Spegniamo tutto il rumore che c’è, inutile e dispendioso dire che la musica è un’altra cosa.
Anzi, facciamo una cosa, amiamoci, nel senso vero del termine, amiamo noi stessi e per amor nostro disintegriamo l’asticella che misura le cose, gli scandali, i soprusi e il mal costume, la maleducazione, la tracotanza, l’aggressività. Eliminiamola proprio questa asticella , che sale, che scende, che alle volte non è così male, alle altre non è così bene e facciamo che il crodino è sempre e ancora servito allo scimmione troglodita, che Dio lo benedica, e che i cartoni animati restano sempre quelli che un tempo facevano sognare i bambini e riflettere gli adulti, che con la scusa di accompagnare i figli, ne approfittavano per fare un tuffo nella nostalgia di un tempo che all’epoca era un buon tempo.
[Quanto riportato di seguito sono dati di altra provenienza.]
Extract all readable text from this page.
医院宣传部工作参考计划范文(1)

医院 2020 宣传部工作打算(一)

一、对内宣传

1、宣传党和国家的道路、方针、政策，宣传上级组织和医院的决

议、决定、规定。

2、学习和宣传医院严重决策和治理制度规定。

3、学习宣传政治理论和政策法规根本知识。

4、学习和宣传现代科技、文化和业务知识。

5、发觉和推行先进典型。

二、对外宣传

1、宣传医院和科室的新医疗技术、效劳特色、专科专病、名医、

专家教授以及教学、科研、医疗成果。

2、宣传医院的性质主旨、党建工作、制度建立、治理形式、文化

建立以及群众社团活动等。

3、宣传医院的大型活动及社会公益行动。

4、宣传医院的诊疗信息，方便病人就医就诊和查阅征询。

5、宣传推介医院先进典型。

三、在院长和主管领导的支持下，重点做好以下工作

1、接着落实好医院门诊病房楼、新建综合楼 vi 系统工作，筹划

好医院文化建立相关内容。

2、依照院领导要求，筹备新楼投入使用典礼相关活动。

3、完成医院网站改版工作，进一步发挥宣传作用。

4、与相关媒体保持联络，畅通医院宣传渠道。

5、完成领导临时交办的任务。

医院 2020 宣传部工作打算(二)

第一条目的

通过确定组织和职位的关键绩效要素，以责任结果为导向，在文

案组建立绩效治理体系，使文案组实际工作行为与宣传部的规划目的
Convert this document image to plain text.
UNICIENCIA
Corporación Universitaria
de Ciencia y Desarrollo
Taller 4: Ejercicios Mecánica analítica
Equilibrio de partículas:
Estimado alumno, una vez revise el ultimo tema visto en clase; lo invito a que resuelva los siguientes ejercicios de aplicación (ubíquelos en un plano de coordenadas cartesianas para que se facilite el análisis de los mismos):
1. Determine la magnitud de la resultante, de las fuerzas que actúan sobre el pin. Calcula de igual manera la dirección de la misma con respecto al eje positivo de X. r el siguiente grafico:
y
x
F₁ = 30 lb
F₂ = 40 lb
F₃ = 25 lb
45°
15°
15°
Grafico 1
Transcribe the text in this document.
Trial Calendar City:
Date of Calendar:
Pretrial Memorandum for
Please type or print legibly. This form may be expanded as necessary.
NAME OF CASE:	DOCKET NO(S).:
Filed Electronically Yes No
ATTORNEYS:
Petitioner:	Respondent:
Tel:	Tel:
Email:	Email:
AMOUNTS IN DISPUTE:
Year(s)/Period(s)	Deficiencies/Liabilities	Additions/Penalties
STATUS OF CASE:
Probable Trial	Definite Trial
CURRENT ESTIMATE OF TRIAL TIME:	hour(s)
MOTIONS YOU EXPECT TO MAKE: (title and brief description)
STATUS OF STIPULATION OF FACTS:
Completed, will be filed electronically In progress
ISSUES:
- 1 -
E smettiamola di cinciscare, nel maldestro tentativo di accampare scuse che si sgretolano sul fondo scivoloso della menzogna, in ordine al sentimento religioso che si presta alla politica e viceversa, non regge nemmeno la scusa che una pseudo libertà non impedisce a credenti di aver fede o praticare il culto giustificando in tal modo anche l’esatto contrario. Gli atei non vengono derisi, gli agnostici men che meno, i musulmani e i discepoli ferventi di Paperone e Rockerduck, men che meno. Qui non è una questione di bianco o nero, cattolico o musulmano, cinese o africano, la dicotomia esiste solo nella mente patologica di chi vuole a tutti i costi legittimarla autorizzando una non meglio specificata oltre che gratuita aggressività. Il confine è il rispetto, non una libertà che ha inizio e termine, il rispetto. Per l’individuo, quale che sia la sua professione, per l’attitudine allo stupore e non allo scandalo, per la bellezza del creato in tutte le sue forme e non il tentativo di deturparlo ad ogni costo, per il senso etico e morale di un comune sentire che evolve verso l’alto, con lettera minuscola in primo luogo per non offendere nessuno, secondariamente perché alto indica il continuo anelito a migliorarsi e non a peggiorarsi. Immagino Dino che da dietro al bancone con le bottigline di crodino vuote, con non curanza ripone gli attrezzi e risolve il discorso “signori si chiude”.
Se qualcosa per noi non è bello, non sa di buono, non eleva, merita attenzione, tempo ed energie per spiegare il perché non è né bello né buono?
Dino, stappa un crodino, prima che inizi il cartone animato!